The iron law of politics is that the winners generally keep quiet for fear of losing their tax privileges and the losers will make a huge noise; so it has proved once again in George Osborne’s recent Budget. The winners are those who gain from raising the personal allowance or the cut to the 50p rate and the losers are pensioners whose age allowance will be eroded over time – not to mention pasty-eaters.
A neutral observer might point out that the pensioners’ reform was fairly timid, there was no sweeping abolition of the age allowance. Yet the storm of protest paints the picture that Osborne has cut the widow off and taken all her money, rather than the cut amounting to 1 per cent of her income.
Osborne’s experience isn’t new. Tax commission after tax commission has come up with proposals that may seem logical and consistent but are the equivalent of kamikaze politics.
For example, the idea of extending VAT to food defies a century of consistent public opinion on this subject. The last time the Conservative party tried it was in Joseph Chamberlain’s tariff reform of 1903: they lost the subsequent election by a landslide. Another chancellor who tried to extend the scope of VAT (Norman Lamont) to domestic fuel not only found that he was defeated in the House of Commons but that this measure caused more opposition and unpopularity to the government than any other tax-raising proposal.
What seems logical on paper is often disastrous in practice. A tax commission headed by Lord Forsyth suggested the abolition of the 10p tax rate and the abolition of tax relief on termination payments, share schemes, relocation allowances – all of which would make sense if the rate were going down to 15 per cent, but otherwise it was just a recipe for huge dissatisfaction and rebellion. Something Gordon Brown found out when he tried to implement a couple of the proposals.

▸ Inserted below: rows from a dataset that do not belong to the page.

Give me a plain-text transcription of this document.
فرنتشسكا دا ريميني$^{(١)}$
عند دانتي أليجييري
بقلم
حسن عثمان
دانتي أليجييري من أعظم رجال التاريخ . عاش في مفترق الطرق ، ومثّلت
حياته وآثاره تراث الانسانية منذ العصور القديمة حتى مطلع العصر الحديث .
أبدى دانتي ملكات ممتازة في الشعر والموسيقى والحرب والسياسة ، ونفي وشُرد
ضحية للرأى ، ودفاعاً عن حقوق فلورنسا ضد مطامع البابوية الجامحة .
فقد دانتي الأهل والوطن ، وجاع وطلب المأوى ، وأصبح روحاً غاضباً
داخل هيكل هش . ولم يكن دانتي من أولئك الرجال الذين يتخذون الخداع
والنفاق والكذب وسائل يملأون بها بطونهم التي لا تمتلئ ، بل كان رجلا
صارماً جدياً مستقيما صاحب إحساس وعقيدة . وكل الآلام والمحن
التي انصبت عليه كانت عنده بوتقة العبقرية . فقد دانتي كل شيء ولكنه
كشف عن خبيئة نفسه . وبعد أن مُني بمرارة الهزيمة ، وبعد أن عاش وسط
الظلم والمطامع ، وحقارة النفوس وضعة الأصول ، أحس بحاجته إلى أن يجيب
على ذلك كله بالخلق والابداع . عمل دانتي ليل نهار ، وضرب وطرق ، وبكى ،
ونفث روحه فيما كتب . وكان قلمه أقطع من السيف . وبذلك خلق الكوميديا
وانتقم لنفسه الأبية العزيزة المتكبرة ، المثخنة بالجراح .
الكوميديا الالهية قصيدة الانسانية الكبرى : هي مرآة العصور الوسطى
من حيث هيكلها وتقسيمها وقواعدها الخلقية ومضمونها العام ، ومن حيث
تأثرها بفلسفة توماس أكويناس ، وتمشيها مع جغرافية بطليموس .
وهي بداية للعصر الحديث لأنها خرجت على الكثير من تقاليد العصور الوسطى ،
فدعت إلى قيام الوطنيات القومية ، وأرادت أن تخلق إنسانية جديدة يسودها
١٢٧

Finally, even if you manage to establish a new lower tax rate on the back of the abolition of allowances, the public will be naturally suspicious that this new tax rate will disappear after a decent or indecent period of time. For example, the capital gains tax rate was set by Alistair Darling, in one of the few genuine Labour tax reforms, at 18 per cent. This was funded by the abolition of a substantial number of valuable reliefs such as indexation and taper relief, which recognised the time you held onto the assets. However, the coalition government judged the 18 per cent rate too low. The fact that it was arrived at by abolishing a number of reliefs was overlooked and the rate went up to 28 per cent. A lower VAT rate could be achieved by its extension to all sorts of essential items, but how long would it take to creep to 20 per cent?
The only chancellor who was successful in genuine and sustained tax reform in recent years was Nigel Lawson, who abolished a substantial number of income tax reliefs, allowing him to reduce the basic and top rates of income tax as well as corporation tax. Lawson benefited from previous measures by Sir Geoffrey Howe to balance the budget and also from a recovering economy. He was therefore able to cushion the effect for losers by reducing the general amount of taxation. There were also a lot more reliefs and allowances that could be abolished at that time.
Now, however, the cupboard is nearly bare. The only way to reduce taxation is to tackle the size of the state and make some radical changes to what the state does and how it is funded. Otherwise there will always be losers who will cause a politician seeking re-election inordinate amounts of grief.
Jeremy Mindell is a senior reward and tax manager who has worked in accounting firms and in-house in the City for over 20 years.